Con rapidez, Gillian comenzó a pensar en algunos de sus ridículos pretendientes. Pero el solo hecho de pensar en ellos le revolvía el estómago; mientras, su abuelo Magnus la miraba con gesto triste. El silencio se hizo dueño de la sala en tanto todos la contemplaban, hasta que ella, desesperada, levantó la vista y miró a su amiga.

—¡Maldita sea! Megan, ¿qué hago? —Sin darle tiempo a responder murmuró apoyándose en la mesa mientras los hombres la miraban—. Con Robert Moning no me puedo casar porque es medio tonto y no…, no puedo.

—Lo es —afirmó Megan.

—Sinclair McMullen es…, es… un sinvergüenza… encantador…, pero es un sinvergüenza.

—No hay duda —volvió a asentir Megan, ganándose una mirada de su marido.

—Homer Piget… es un ser despreciable.
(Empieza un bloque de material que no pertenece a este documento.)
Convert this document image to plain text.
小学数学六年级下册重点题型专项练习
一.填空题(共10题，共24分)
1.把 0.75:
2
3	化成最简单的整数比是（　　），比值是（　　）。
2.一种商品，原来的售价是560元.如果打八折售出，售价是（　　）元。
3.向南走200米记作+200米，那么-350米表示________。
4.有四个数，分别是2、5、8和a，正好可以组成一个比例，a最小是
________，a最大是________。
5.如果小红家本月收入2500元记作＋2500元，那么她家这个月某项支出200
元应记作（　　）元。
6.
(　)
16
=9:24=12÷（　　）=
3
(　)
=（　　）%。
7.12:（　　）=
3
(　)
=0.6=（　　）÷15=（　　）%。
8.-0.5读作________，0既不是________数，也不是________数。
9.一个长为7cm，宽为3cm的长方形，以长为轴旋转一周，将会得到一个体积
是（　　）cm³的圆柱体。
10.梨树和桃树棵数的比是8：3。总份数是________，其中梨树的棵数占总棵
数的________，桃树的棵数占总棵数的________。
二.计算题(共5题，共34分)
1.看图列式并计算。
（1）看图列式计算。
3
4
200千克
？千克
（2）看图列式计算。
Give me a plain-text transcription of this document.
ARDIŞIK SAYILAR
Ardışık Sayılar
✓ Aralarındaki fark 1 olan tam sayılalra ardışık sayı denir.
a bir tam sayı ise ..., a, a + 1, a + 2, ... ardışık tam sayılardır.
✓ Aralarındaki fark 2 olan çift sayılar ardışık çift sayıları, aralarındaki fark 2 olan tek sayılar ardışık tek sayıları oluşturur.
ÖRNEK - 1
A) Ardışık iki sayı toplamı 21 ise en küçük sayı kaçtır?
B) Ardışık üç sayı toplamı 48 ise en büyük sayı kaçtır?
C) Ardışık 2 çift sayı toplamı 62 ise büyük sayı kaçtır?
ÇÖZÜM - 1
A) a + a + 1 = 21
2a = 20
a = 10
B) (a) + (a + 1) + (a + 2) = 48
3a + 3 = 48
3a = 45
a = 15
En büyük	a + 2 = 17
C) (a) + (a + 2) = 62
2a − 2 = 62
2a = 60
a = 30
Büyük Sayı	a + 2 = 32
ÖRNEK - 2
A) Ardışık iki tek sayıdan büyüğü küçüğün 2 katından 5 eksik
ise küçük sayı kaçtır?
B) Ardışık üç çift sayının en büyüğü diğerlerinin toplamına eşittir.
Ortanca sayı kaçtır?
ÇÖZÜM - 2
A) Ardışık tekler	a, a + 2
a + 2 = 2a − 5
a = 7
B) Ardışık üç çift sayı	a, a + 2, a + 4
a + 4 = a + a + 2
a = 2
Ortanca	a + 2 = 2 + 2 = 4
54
Y antes de casarme con él, ingreso en una abadía.

—Yo lo haría también —asintió Megan, haciendo reír a su marido.

—Wallace Kinsella me odia. Recuerdo que… —Megan recordó que Gillian se había atrevido a romperle los pantalones por el trasero con la espada y sonrió.

—Sí, Gillian… Wallace; olvídalo.

—James Culham ya se ha casado. Darren O’Hara… ¡Oh, Dios, qué asco de hombre! —exclamó, mirando a su amiga—. No sé quién es peor si Ruarke o Darren. Gregory Pilcher… No, no, ése huele a tocino rancio.

—Sí —asintió de nuevo Megan.

—Scott Campbell huye de mí desde el día en que lo maniaté y lo dejé a merced de los lobos.

—Sí… Mejor no pensemos en él —rió con picardía Megan.

—Kevin Lancaster… no me puede ni ver. Roarke Phillips me odia tanto como yo a él. Kudran Jones…

—No, ése no —dijo Megan—. Kudran se casó hace un tiempo. —¡Oh!…, es verdad —asintió Gillian. Y tapándose la cara con las manos, gruñó—:

¡Maldita sea!, no se me ocurre ninguno más.

Los ancianos Magnus y Marlob se miraron, y Megan entendió lo que ambos pensaban. Por ello, pese al gesto de horror de su marido y de Axel, dijo:

—Gillian, yo conozco un pretendiente y no lo has nombrado. Axel y Duncan se miraron y maldijeron. Niall, al entender lo que iba a hacer Megan, la miró y negó con la cabeza desde el fondo de la habitación. La mataría más tarde.

—¿Quién? —preguntó Gillian. Pero antes de que su amiga mencionara el nombre, gritó—: ¡¿Niall?! ¡Oh, Megan! ¿cómo se te puede ocurrir algo así? Ese…, ese… patán barbudo es el peor de todos los hombres que he conocido.

—No es un patán barbudo —negó Megan.

—Muy bien dicho, muchacha —asintió Marlob, defendiendo a su nieto. Pero Gillian, más histérica que instantes antes, gritó fuera de sí:

—¡Nunca! No me casaré con él. ¡Nunca! Antes me caso con Ruarke, me interno en una abadía o me quito la vida. Él es un ser despreciable, al que odio y no soporto ver. Nunca; repito: nunca me casaré con él.